Ayat 5             di daerah-daerah yang berlaku hukum adat, berdasarkan pasal ini diyatakan tidak berlakunya ordonansi;
Ayat 6             hukum adat yang masih berlaku terhadap orang Indonesia asli (Pribumi) dan Timur Asing masih tetap berlaku selama belum diatur dalam undang-undang atau ordonansi[23]
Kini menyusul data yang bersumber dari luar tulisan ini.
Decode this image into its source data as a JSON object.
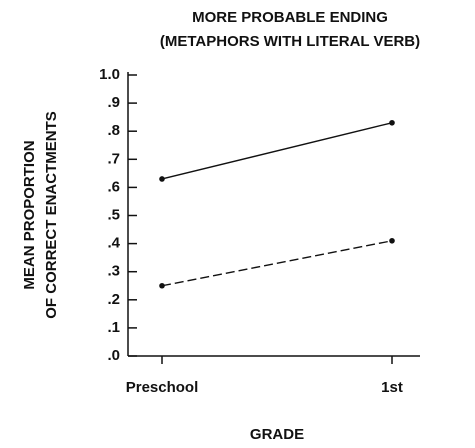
{
  "chart_data": {
    "type": "line",
    "title": [
      "MORE PROBABLE ENDING",
      "(METAPHORS WITH LITERAL VERB)"
    ],
    "y_label": [
      "MEAN PROPORTION",
      "OF CORRECT ENACTMENTS"
    ],
    "x_label": "GRADE",
    "categories": [
      "Preschool",
      "1st"
    ],
    "series": [
      {
        "color": "#111111",
        "style": "solid",
        "values": [
          0.63,
          0.83
        ]
      },
      {
        "color": "#111111",
        "style": "dashed",
        "values": [
          0.25,
          0.41
        ]
      }
    ],
    "ylim": [
      0,
      1
    ],
    "yticks": [
      {
        "value": 0,
        "label": ".0"
      },
      {
        "value": 0.1,
        "label": ".1"
      },
      {
        "value": 0.2,
        "label": ".2"
      },
      {
        "value": 0.3,
        "label": ".3"
      },
      {
        "value": 0.4,
        "label": ".4"
      },
      {
        "value": 0.5,
        "label": ".5"
      },
      {
        "value": 0.6,
        "label": ".6"
      },
      {
        "value": 0.7,
        "label": ".7"
      },
      {
        "value": 0.8,
        "label": ".8"
      },
      {
        "value": 0.9,
        "label": ".9"
      },
      {
        "value": 1,
        "label": "1.0"
      }
    ],
    "grid": false
  }
}
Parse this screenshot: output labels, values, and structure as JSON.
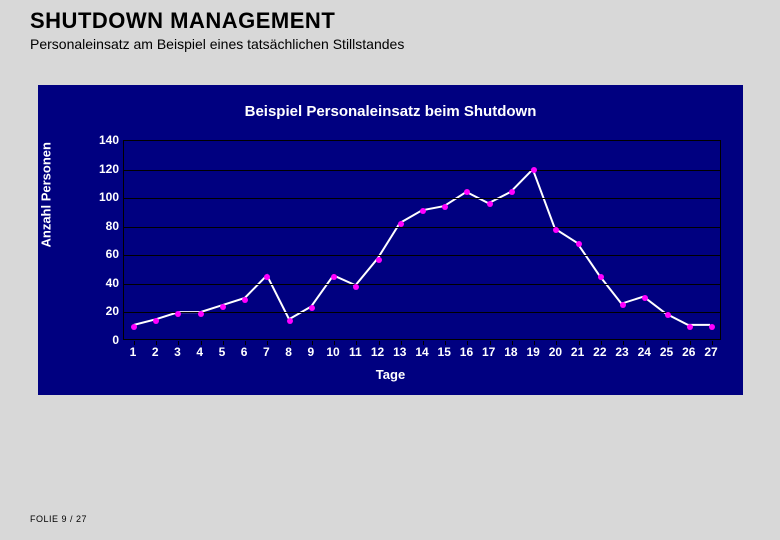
{
  "header": {
    "title": "SHUTDOWN MANAGEMENT",
    "subtitle": "Personaleinsatz am Beispiel eines tatsächlichen Stillstandes"
  },
  "chart": {
    "type": "line",
    "title": "Beispiel Personaleinsatz beim Shutdown",
    "xlabel": "Tage",
    "ylabel": "Anzahl Personen",
    "background_color": "#000080",
    "grid_color": "#000000",
    "text_color": "#ffffff",
    "line_color": "#ffffff",
    "marker_color": "#ff00ff",
    "marker_size": 6,
    "line_width": 2,
    "ylim": [
      0,
      140
    ],
    "ytick_step": 20,
    "yticks": [
      0,
      20,
      40,
      60,
      80,
      100,
      120,
      140
    ],
    "xticks": [
      1,
      2,
      3,
      4,
      5,
      6,
      7,
      8,
      9,
      10,
      11,
      12,
      13,
      14,
      15,
      16,
      17,
      18,
      19,
      20,
      21,
      22,
      23,
      24,
      25,
      26,
      27
    ],
    "x_values": [
      1,
      2,
      3,
      4,
      5,
      6,
      7,
      8,
      9,
      10,
      11,
      12,
      13,
      14,
      15,
      16,
      17,
      18,
      19,
      20,
      21,
      22,
      23,
      24,
      25,
      26,
      27
    ],
    "y_values": [
      10,
      14,
      19,
      19,
      24,
      29,
      45,
      14,
      23,
      45,
      38,
      57,
      82,
      91,
      94,
      104,
      96,
      104,
      120,
      78,
      68,
      45,
      25,
      30,
      18,
      10,
      10
    ],
    "title_fontsize": 15,
    "label_fontsize": 13,
    "tick_fontsize": 12
  },
  "footer": {
    "text": "FOLIE 9 / 27"
  }
}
a.             Pembagian Penduduk Hindia Belanda
Untuk memungkinkan berlakunya hukum Belanda bagi golongan penduduk bukan Belanda (Eropa), oleh Pemerintah Hindia Belanda dikeluarkan Peraturan Ketatanegaraan Hindia Belanda atau yang disebut “Indische Staatsregeling” (I.S.) yang mulai berlaku pada tanggal 1 Januari 1926 melalui Stb. 1925-577.[24]
Pasal 163 I.S.  berasal dari pasal 109 RR-baru menetapkan bahwa, dalam berlakunya B.W.  di Hindia Belanda,   penghuni (penduduk) Hindia Belanda dibedakan dalam tiga golongan, yaitu : (1) golongan Eropa; (2) golongan Timur Asing; (3) golongan Pribumi (Bumi Putera/Indonesia asli).
Selanjutnya di dalam pasal 163 ayat (2) I.S. penduduk Hindia Belanda  dibagi dalam 3 golongan penduduk, yaitu :
1.       Golongan Eropa, berdasarkan pasal 163 ayat (2) I.S. terdiri dari:
1)             semua  orang Belanda,
2)             semua orang  yang berasal dari Eropa yang tidak termasuk   orang-orang Belanda;
3)             a. semua orang Jepang;
b.  semua orang yang berasal dari tempat lain yang tidak termasuk apa yang disebut dalam (1) dan (2), yang di negaranya  mempuyai hukum keluarga yang  asasnya sama dengan hukum  Belanda;
4)             anak dari mereka yang disebut dalam (2) dan (3) yang dilahirkan di Indonesia secara sah atau yang menurut undang-undanag diakui, dan turunan mereka selanjutnya.
2.       Golongan Pribumi (Bumi Putera), menurut pasal 163 ayat 3 I.S. yang termasuk golongan Pribumi (Bumi Putera) ialah:
a.              mereka yang termasuk penganut Pribumi (Indonesia asli/Bumi Putera) yang tidak pindah ke lain golongan,
b.             mereka yang tadinya termasuk golongan lain, tetapi yang telah meleburkan diri ke dalam golongan Pribumi.
3.       Golongan Timur Asing, menurut pasal 163 ayat (4) I.S. yang tidak termasuk golongan Timur Asing, ialah mereka yang tidak termasuk golongan Eropa dan tidak termasuk golongan Pribumi (Bumi Putera), misalnya: orang Cina, Mesir, Sudan, Nigeria, Arab, India, Pakistan, Banglades.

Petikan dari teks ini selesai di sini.